Creating the Right Urgency

Most of us experience urgency each day. Hitting every traffic light on the way to an appointment can cause us to drive with a sense of urgency. Realizing you forgot to include a dial-in conference line number four minutes before the meeting begins can make you sweat. This type of distracting, and even destructive, urgency is not the kind of urgency that leads organizations to higher levels of success. Urgency born from fear and stress hinders improvement and productivity efforts.

Leaders create the right kind of urgency through clear and consistent communication about what matters to the organization. As gaps are realized and shifts are made, communicating goals and actions required to maintain progress builds urgency for the organization’s priorities. This type of urgency drives teams to achieve results. It provides just enough challenge to motivate and focus around a clear purpose.

5 Steps to Being Urgent Every Day

Achieving at the highest levels requires the right type of urgency to be consistently established throughout the organization. On-going attention and communication about top priorities and how they connect to each team member keeps the level of urgency at healthy and helpful levels.

Decide what matters

The first step in creating urgency for progress is to determine the needs for progress. What shifts do the data suggest you make? What should the team be monitoring? What will make the organization better? Once you know what matters to the organization, as a whole, consider how individual team members fit into that picture of success and purpose.

Communicate priorities for progress

Use a variety of communication methods to intentionally connect individuals to the purpose and aims of the organization. Help people connect the dots between their day-to-day responsibilities and the organization’s priorities. People will work to achieve goals that are clearly connected to their sense of purpose and their place within the organization.

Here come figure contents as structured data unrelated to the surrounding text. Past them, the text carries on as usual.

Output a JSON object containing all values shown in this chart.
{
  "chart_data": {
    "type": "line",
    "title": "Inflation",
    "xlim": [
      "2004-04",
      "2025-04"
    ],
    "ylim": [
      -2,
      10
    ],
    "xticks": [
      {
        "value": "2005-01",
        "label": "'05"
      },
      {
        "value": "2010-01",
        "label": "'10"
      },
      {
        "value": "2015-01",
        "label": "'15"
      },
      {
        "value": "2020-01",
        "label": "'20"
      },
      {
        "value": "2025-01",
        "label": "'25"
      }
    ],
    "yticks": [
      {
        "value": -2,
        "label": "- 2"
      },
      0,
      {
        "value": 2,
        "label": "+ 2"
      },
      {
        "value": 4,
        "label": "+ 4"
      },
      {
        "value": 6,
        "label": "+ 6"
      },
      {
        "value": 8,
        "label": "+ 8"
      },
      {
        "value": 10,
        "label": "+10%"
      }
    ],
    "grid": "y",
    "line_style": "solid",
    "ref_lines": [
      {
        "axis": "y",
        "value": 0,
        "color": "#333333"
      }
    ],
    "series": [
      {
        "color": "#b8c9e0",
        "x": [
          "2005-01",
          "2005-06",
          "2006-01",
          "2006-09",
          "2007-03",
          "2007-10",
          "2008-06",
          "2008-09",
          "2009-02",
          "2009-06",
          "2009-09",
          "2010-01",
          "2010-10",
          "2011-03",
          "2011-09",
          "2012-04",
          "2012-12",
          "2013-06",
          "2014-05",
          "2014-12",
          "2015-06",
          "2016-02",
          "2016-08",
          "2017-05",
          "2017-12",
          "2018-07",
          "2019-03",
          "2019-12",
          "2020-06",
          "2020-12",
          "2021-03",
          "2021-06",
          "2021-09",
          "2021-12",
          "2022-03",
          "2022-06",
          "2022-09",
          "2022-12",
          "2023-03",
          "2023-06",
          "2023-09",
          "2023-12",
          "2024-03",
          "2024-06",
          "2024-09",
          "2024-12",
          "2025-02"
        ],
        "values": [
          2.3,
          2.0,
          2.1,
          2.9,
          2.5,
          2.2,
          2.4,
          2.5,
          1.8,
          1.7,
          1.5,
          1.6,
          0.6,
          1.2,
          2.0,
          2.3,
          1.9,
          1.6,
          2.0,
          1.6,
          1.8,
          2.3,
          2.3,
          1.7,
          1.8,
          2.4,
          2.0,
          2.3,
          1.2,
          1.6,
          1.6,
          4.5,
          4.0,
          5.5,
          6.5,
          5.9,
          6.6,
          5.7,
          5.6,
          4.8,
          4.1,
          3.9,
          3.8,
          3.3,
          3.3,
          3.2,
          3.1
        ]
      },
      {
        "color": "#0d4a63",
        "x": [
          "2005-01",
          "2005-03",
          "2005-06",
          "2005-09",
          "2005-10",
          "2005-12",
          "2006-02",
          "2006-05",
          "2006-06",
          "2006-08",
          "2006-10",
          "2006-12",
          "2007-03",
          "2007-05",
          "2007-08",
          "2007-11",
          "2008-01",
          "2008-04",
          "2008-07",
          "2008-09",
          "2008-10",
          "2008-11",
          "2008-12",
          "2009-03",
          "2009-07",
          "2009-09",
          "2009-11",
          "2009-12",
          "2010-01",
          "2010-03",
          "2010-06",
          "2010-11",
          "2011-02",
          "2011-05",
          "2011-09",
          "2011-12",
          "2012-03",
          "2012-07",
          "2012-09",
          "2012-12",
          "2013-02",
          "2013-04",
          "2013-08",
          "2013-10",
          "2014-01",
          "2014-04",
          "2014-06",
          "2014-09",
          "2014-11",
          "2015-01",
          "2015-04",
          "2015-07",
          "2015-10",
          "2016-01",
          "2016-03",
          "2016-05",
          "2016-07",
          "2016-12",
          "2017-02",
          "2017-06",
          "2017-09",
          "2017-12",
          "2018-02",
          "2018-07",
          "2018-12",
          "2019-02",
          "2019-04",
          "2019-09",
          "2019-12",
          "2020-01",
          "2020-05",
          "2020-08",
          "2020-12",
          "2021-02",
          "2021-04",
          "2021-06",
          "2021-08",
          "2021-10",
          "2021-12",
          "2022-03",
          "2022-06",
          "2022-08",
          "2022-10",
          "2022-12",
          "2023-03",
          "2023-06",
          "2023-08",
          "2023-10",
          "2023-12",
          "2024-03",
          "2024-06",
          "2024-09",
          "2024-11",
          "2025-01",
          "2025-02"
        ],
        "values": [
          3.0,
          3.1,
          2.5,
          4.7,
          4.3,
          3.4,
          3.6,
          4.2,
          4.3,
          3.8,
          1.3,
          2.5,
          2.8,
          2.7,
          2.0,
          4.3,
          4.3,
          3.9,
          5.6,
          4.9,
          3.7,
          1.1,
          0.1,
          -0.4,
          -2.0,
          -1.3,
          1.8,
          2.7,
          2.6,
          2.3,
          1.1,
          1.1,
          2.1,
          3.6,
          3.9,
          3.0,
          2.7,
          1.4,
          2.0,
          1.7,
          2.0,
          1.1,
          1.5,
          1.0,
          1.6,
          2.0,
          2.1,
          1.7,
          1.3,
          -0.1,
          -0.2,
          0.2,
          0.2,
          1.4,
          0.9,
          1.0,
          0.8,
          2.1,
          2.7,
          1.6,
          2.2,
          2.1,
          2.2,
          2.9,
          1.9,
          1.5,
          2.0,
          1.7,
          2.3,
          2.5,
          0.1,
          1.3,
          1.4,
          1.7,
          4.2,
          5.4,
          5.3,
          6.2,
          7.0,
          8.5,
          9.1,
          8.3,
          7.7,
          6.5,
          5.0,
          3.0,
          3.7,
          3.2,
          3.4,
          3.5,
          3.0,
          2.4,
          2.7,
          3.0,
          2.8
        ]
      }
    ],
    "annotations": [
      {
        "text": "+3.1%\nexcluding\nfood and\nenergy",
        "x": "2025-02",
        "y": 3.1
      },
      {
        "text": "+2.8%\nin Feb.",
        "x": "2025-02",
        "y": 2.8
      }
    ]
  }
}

Monitor progress and actions

Frantically doing a lot of stuff doesn’t mean it’s the right stuff, with the right sense of urgency. It is important to frequently monitor progress and actions. Establish regular data reviews and check-in conversations to determine if people are strategically aligning actions to priorities. Maintaining urgency that drives progress includes dealing with low performance. These individuals are often complacent or exhibit a false sense of urgency. Allowing low performance to persist in an organization is a sure way to block urgency and progress.

Model the right urgency

The leader sets the cadence for the rest of the team. A leader’s words and actions communicate what matters to the organization and the type of urgency that should drive efforts. If leaders are frantic and stressed, the team will assume a chaotic approach to daily action. A purposeful tone and focused steps guide the team in moving toward progress and the direction of stated priorities.

Get feedback

Gathering feedback provides leaders with valuable information about how and what type of urgency is driving the organization. One-on-one conversations, employee forums, and surveys are tools that assist leaders in discovering perceptions and levels of urgency. Leaders can use these methods to determine if the team feels actions are aligned to priorities, and if team members consistently know what really matters. These data are then used to clarify messages about goals and actions that will move the organization forward.

Bright Ideas:

Complacency develops for many reasons, with one being a perception that new ideas are unwelcome or even rejected. To combat complacency, consider ways you can encourage ideas from employees at all levels. Allowing employees to submit Bright Ideas to a peer group for review and implementation honors employees’ ideas while simultaneously improving the organization.